Engineering tradeoffs and all, I think we all here agree, but to me this discussion is akin to “why should I pay $0.30 to get a crate of gold delivered to me when I can pay $0.00 and get a crate of tin instead”. Hence my line of argumentation.
next-ls made by one of the leads on Expert uses sqlite.
Next LS also used SQLite
FWIW, while building Ragex (it is not released yet, but it still can be considered kinda LSP-like beast) I’ve tried many options, including, but not limited to term_to_binary |> File.write, SQL, NoSQL etc.
Graph DB stored in ETS worked for me. Mostly because the sourec tree is actually a graph, and it can barely be well-projected onto relational and/or flat store.
Nice. I can see how that works well.
It’s not YAGNI. Solutions like SQLite introduce constraints for the features which you don’t need. For example, data must be tabular, it must live in a single file, you need a NIF adapter, you need to manage “connections”, data will must live on disk, parallel access will be limited by MVCC constraints, etc.
Yeah I don’t disagree. Let’s not over-fixate on SQLite. As @mudasobwa mentioned above, it could be a different kind of a DB (graph in his case). My broader point is: why not use something that can serve your storage and querying needs from the get go instead of inevitably reinventing a mini DB engine two years in the future, based on an idealistic hand-wavy “let’s have less dependencies” vibe?
Additionally, I don’t see the “NIF adapter” being any sort of a negative point here, especially with high-quality LLM agents in the equation. You can link your Elixir LSP code with a library written in almost any programming language in an hour.

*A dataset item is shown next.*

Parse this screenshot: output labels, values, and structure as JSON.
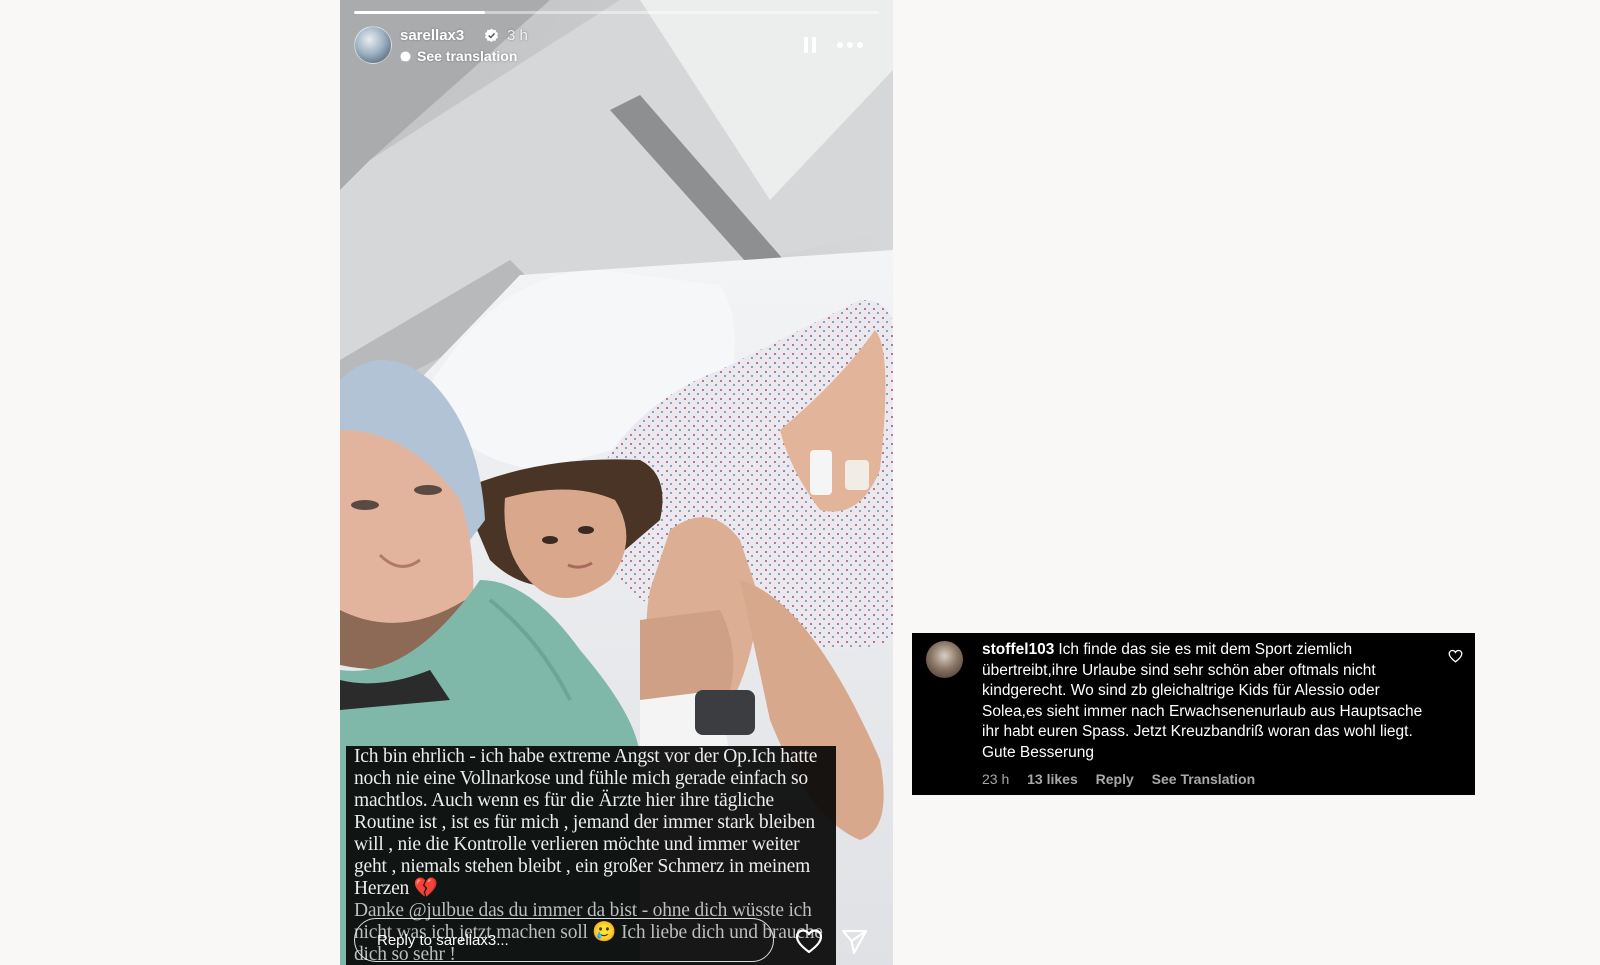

Thank you! We actually already support this as a code action. Give it a try and let me know how it goes.
On the SQLite discussion: one of the issues we’ve had with existing LSPs is that they end up eating up a ton of memory and are slow on large codebases. One could argue that in-memory databases might work just as well as SQLite, but SQLite already checks all the boxes we need. Most devs already have SQLite installed on their machines, and the indexing and querying we get out of the box are fantastic. Switching to an in-memory DB is certainly possible, but it’d come with its own trade-offs. SQLite does everything we need with very few drawbacks.

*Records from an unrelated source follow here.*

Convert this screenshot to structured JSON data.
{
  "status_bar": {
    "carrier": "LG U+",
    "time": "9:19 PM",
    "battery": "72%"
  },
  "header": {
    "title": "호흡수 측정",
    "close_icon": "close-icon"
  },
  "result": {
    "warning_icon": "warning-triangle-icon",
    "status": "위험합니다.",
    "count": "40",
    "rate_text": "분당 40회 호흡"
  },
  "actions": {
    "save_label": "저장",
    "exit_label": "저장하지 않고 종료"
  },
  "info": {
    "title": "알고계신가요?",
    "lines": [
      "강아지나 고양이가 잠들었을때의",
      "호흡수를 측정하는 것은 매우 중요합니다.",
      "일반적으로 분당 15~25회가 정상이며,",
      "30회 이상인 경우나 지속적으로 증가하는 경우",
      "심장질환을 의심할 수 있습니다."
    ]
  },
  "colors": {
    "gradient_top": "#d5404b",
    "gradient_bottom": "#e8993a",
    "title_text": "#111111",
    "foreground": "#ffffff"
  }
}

Not sure what you mean by code action but if it is supposed to work as I described it then it does not.
It’s an LSP feature. It won’t automatically alias for you unless you explicitly run the code action. In VS Code it’s something like Cmd-. and it’ll pop up available code actions.
Looks like it is in nixpkgs now! Thanks @adamcstephens!
Incredible work @JesseHerrick!
I allowed myself to publish a package of it on the Archlinux User Repository.
Nice work!
One thing I’ve not noticed anyone mention yet (unless I missed it!) is the security benefits of this approach.
Elixir compilation means that executing arbitrary Elixir code, and that can do anything at all. Previously if we wanted to audit a version of a package before adding it to our project (as we should!) we would have to browse the code without any LSP assistance, as doing so would execute not-yet-trusted code. Now with Dexter we can have a proper and modern development environment while exploring new code. Bravo!
I tried it. It’s great. Remarkable that the first commit seems to have been made only 2 weeks ago, and it already has so many features.
I’ve had major issues with Expert LSP, and have been looking for alternatives. I think if this thing showed compiler warnings/errors inline, it would basically be perfect. But I know the whole point is to offer all these features without compiling. Le sigh.